وَلَوْ أَنَّا كَتَبْنَا عَلَيْهِمْ أَنِ اقْتُلُوا أَنفُسَكُمْ أَوِ اخْرُجُوا مِن دِيَارِكُم مَّا فَعَلُوهُ إِلَّا قَلِيلٌ مِّنْهُمْ ۖ وَلَوْ أَنَّهُمْ فَعَلُوا مَا يُوعَظُونَ بِهِ لَكَانَ خَيْرًا لَّهُمْ وَأَشَدَّ تَثْبِيتًا ﴿٦٦﴾
Bu durumda elbette onlara katımızdan büyük bir mükâfat verirdik.
وَإِذًا لَّآتَيْنَاهُم مِّن لَّدُنَّا أَجْرًا عَظِيمًا ﴿٦٧﴾
Ve onları dosdoğru yola hidayet ederdik. (*68)
وَلَهَدَيْنَاهُمْ صِرَاطًا مُّسْتَقِيمًا ﴿٦٨﴾
Kim Allah’a ve Rasul’e itaat ederse işte onlar, Allah’ın nimet verdiği nebiler, sıddıklar, şehitler ve Salihlerle beraber olan kimselerdir, işte onlar, ne güzel arkadaştır! (*69) (**69)
وَمَن يُطِعِ اللَّهَ وَالرَّسُولَ فَأُولَـٰئِكَ مَعَ الَّذِينَ أَنْعَمَ اللَّهُ عَلَيْهِم مِّنَ النَّبِيِّينَ وَالصِّدِّيقِينَ وَالشُّهَدَاءِ وَالصَّالِحِينَ ۚ وَحَسُنَ أُولَـٰئِكَ رَفِيقًا ﴿٦٩﴾
Bu, Allah’tan bir lütuftur ve bilen olarak Allah yeter.
ذَٰلِكَ الْفَضْلُ مِنَ اللَّهِ ۚ وَكَفَىٰ بِاللَّهِ عَلِيمًا ﴿٧٠﴾
Ey iman eden kimseler, tedbirinizi alın, böylece grup olarak savaşa gidin yahut topluca savaşa gidin.

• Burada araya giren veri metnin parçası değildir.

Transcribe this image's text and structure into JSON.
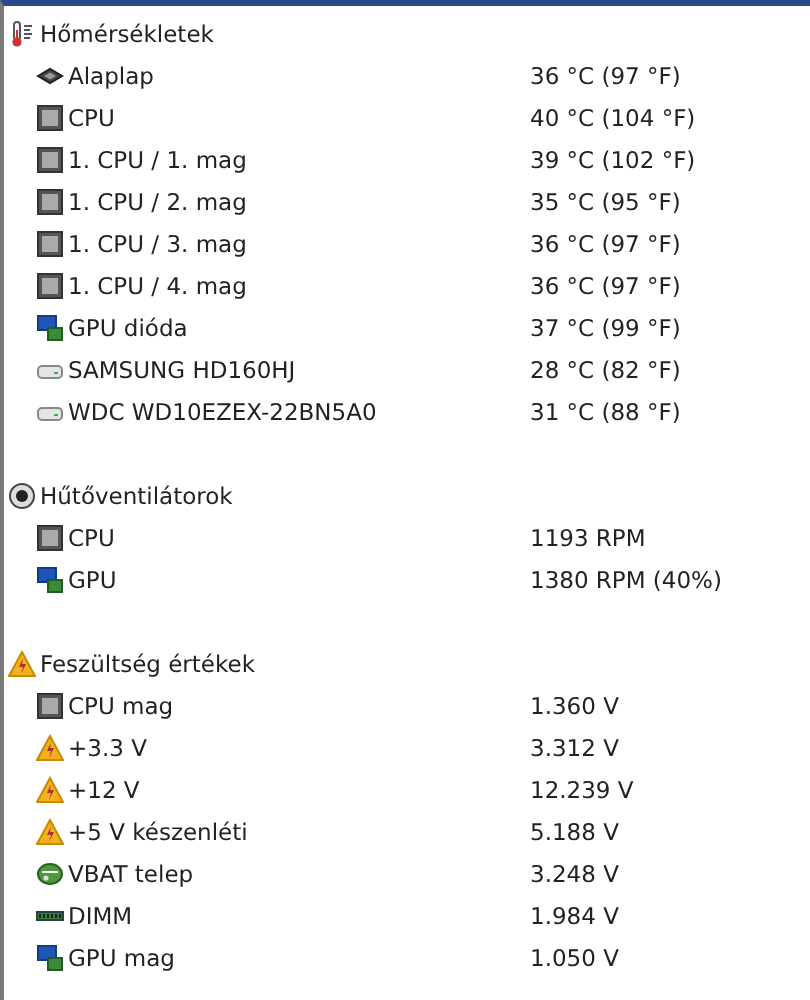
{
  "sections": [
    {
      "kind": "temperature",
      "title": "Hőmérsékletek",
      "items": [
        {
          "kind": "board",
          "label": "Alaplap",
          "value": "36 °C  (97 °F)"
        },
        {
          "kind": "chip",
          "label": "CPU",
          "value": "40 °C  (104 °F)"
        },
        {
          "kind": "chip",
          "label": "1. CPU / 1. mag",
          "value": "39 °C  (102 °F)"
        },
        {
          "kind": "chip",
          "label": "1. CPU / 2. mag",
          "value": "35 °C  (95 °F)"
        },
        {
          "kind": "chip",
          "label": "1. CPU / 3. mag",
          "value": "36 °C  (97 °F)"
        },
        {
          "kind": "chip",
          "label": "1. CPU / 4. mag",
          "value": "36 °C  (97 °F)"
        },
        {
          "kind": "display",
          "label": "GPU dióda",
          "value": "37 °C  (99 °F)"
        },
        {
          "kind": "disk",
          "label": "SAMSUNG HD160HJ",
          "value": "28 °C  (82 °F)"
        },
        {
          "kind": "disk",
          "label": "WDC WD10EZEX-22BN5A0",
          "value": "31 °C  (88 °F)"
        }
      ]
    },
    {
      "kind": "fan",
      "title": "Hűtőventilátorok",
      "items": [
        {
          "kind": "chip",
          "label": "CPU",
          "value": "1193 RPM"
        },
        {
          "kind": "display",
          "label": "GPU",
          "value": "1380 RPM  (40%)"
        }
      ]
    },
    {
      "kind": "voltage",
      "title": "Feszültség értékek",
      "items": [
        {
          "kind": "chip",
          "label": "CPU mag",
          "value": "1.360 V"
        },
        {
          "kind": "warning",
          "label": "+3.3 V",
          "value": "3.312 V"
        },
        {
          "kind": "warning",
          "label": "+12 V",
          "value": "12.239 V"
        },
        {
          "kind": "warning",
          "label": "+5 V készenléti",
          "value": "5.188 V"
        },
        {
          "kind": "battery",
          "label": "VBAT telep",
          "value": "3.248 V"
        },
        {
          "kind": "memory",
          "label": "DIMM",
          "value": "1.984 V"
        },
        {
          "kind": "display",
          "label": "GPU mag",
          "value": "1.050 V"
        }
      ]
    }
  ]
}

يَا أَيُّهَا الَّذِينَ آمَنُوا خُذُوا حِذْرَكُمْ فَانفِرُوا ثُبَاتٍ أَوِ انفِرُوا جَمِيعًا ﴿٧١﴾
Şüphesiz içinizden elbette tembellik yapan kimseler de vardır, ancak şayet bir musibet size isabet ederse der ki: ‘Gerçekten bana lütfetti, onlarla beraber hazır olmadım.’
وَإِنَّ مِنكُمْ لَمَن لَّيُبَطِّئَنَّ فَإِنْ أَصَابَتْكُم مُّصِيبَةٌ قَالَ قَدْ أَنْعَمَ اللَّهُ عَلَيَّ إِذْ لَمْ أَكُن مَّعَهُمْ شَهِيدًا ﴿٧٢﴾
Ve doğrusu şayet Allah’tan bir lütuf size gelirse, sanki sizinle onun arasında bir dostluk olmamış gibi elbette diyecektir ki: ‘Ah, keşke ben de onlarla beraber olsaydım, böylece büyük bir başarı kazanırdım.’
وَلَئِنْ أَصَابَكُمْ فَضْلٌ مِّنَ اللَّهِ لَيَقُولَنَّ كَأَن لَّمْ تَكُن بَيْنَكُمْ وَبَيْنَهُ مَوَدَّةٌ يَا لَيْتَنِي كُنتُ مَعَهُمْ فَأَفُوزَ فَوْزًا عَظِيمًا ﴿٧٣﴾
Öyleyse dünya hayatını ahiret karşılığında satan kimseler, Allah yolunda savaşsınlar ve kim, Allah yolunda savaşır sonra öldürülür veya galip gelirse, artık yakında ona büyük bir mükâfat vereceğiz. (*74)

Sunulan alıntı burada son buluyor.